# Made in Japan but look like an English bike



## fxo550 (Jan 5, 2019)

What you guys think..






Sent from my LGMS210 using Tapatalk


----------



## non-fixie (Jan 7, 2019)

Love the name and those headbadge graphics.

Very cool!


----------



## mongeese (Jan 7, 2019)

Sure sounds fast


----------



## 3-speeder (Jan 7, 2019)

Cool. Haven't seen that one before. Man, is that stem long or what?


----------



## fxo550 (Jan 7, 2019)

Yeap the stem is long

Sent from my LGMS210 using Tapatalk


----------



## Sven (Jan 7, 2019)

Yes it definitely has an English appearance.  
Were the  Sears /_Free Spirit_ "_Britney" _models made in Japan?


----------



## dweenk (Jan 8, 2019)

The joints appear to be lugged in your photo, and it does appear that the bike in the photo has a Sturmey shifter. Can you give us a date from the rear hub shell?


----------



## new2olbikes (Jan 8, 2019)

Sven said:


> Yes it definitely has an English appearance.
> Were the  Sears /_Free Spirit_ "_Britney" _models made in Japan?

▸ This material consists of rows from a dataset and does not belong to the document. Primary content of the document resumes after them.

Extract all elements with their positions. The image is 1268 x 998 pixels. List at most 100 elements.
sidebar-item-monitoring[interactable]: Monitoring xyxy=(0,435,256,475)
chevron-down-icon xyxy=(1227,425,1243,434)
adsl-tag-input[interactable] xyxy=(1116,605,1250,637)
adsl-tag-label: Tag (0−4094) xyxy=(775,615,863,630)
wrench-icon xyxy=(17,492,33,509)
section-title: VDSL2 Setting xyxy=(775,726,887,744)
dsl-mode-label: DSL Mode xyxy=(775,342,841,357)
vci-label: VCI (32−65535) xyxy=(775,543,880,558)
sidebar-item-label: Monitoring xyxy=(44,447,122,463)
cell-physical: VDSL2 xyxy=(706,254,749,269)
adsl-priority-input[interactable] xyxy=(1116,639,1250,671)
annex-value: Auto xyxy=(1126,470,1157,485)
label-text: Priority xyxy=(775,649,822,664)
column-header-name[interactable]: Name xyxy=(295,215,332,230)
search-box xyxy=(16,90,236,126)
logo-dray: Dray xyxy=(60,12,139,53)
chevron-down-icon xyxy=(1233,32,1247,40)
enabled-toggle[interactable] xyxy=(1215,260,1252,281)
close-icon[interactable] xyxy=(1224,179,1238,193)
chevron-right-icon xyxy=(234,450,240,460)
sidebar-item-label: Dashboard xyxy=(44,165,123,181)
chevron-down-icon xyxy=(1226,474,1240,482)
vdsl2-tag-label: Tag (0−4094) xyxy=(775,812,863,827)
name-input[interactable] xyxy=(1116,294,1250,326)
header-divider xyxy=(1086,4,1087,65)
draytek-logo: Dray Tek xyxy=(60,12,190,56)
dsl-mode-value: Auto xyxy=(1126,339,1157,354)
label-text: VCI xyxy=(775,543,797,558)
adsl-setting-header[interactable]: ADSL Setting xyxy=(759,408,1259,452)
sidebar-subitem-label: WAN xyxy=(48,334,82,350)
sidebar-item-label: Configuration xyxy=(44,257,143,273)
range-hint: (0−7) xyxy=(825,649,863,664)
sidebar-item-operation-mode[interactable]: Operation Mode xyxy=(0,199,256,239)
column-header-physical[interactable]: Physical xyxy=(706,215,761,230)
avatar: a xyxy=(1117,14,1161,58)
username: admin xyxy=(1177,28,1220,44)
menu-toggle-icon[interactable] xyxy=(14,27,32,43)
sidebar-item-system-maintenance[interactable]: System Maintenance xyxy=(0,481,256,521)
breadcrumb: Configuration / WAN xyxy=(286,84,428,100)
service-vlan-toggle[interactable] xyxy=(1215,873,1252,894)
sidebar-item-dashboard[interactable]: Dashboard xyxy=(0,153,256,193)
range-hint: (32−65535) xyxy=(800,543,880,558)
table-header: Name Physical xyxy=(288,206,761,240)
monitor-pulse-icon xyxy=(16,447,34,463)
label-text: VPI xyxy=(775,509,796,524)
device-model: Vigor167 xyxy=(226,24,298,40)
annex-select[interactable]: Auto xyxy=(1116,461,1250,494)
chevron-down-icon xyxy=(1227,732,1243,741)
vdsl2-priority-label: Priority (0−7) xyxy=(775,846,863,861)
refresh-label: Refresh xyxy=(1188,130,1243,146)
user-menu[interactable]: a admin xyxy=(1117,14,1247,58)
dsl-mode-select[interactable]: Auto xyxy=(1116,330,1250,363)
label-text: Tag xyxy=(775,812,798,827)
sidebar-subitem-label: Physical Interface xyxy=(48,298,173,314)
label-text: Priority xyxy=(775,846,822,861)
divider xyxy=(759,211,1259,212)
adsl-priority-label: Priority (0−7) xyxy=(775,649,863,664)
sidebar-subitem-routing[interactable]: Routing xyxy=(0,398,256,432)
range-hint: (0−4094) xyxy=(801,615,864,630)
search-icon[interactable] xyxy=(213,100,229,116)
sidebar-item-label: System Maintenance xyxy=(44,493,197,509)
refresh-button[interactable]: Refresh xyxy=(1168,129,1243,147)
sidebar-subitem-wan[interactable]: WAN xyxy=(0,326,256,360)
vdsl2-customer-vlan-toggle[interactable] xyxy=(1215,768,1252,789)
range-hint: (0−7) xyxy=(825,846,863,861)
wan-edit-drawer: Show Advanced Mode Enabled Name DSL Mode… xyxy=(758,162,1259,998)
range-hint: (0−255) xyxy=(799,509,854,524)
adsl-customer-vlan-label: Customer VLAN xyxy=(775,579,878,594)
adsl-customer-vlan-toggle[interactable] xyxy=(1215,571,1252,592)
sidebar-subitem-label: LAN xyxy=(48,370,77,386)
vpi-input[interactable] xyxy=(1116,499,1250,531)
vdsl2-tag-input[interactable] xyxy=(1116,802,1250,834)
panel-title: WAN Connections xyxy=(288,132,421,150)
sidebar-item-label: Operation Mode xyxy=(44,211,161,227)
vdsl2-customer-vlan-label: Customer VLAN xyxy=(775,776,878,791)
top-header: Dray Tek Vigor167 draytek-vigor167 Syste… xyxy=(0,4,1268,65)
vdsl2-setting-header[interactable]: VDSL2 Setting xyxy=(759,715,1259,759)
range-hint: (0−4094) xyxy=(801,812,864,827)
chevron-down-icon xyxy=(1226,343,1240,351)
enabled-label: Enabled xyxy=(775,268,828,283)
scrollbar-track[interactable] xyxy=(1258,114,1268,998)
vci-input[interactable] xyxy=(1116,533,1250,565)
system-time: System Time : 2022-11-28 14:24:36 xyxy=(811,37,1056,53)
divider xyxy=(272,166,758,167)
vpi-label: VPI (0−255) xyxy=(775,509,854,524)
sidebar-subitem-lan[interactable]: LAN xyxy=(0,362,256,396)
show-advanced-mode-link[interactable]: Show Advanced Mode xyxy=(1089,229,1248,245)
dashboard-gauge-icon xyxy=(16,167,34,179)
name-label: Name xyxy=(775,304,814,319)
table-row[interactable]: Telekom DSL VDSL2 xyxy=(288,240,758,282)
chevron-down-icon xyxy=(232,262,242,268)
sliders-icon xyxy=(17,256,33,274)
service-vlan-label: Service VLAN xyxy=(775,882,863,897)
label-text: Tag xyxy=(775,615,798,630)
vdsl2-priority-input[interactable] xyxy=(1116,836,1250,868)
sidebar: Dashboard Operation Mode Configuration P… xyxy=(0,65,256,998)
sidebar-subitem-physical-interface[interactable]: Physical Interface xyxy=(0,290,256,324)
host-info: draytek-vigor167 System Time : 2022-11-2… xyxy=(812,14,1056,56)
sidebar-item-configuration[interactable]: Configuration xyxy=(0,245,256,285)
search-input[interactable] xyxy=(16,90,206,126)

I have a Sears Free Spirit_ Brittany_ 12, made in Taiwan  R o C, you can barely see,(3rd pic), the faint gold print on the very small clear decal below the Free spirit decal.


----------



## bikemonkey (Jan 27, 2019)

Here is a Brittany I cleaned awhile back...cool looking bike and felt it was worth the effort.


----------



## bulldog1935 (Jan 28, 2019)

Taiwan is where Japan moved their bicycle industry offshore to make them cost-competitive against new US makers (Trek) in the mid-late-80s.  Today, hand-made Taiwan steel frames are as good as any in the world.


----------



## OldSkipTooth (Feb 3, 2019)

I had a 1964 Datsun many decades ago, and the prior owner showed me Japanese schematics of how to replace the tiny Japanese motor with a more powerful British built sports car motor. Suffice to say, there has been a Japanese and British connection with machines for some time.


----------



## Goldenrod (Apr 4, 2019)

I got a $10 Free Spirit for my grand daughter.  I like to ride it and it stays out in the weather.  Underrated because of the Sears connection?


----------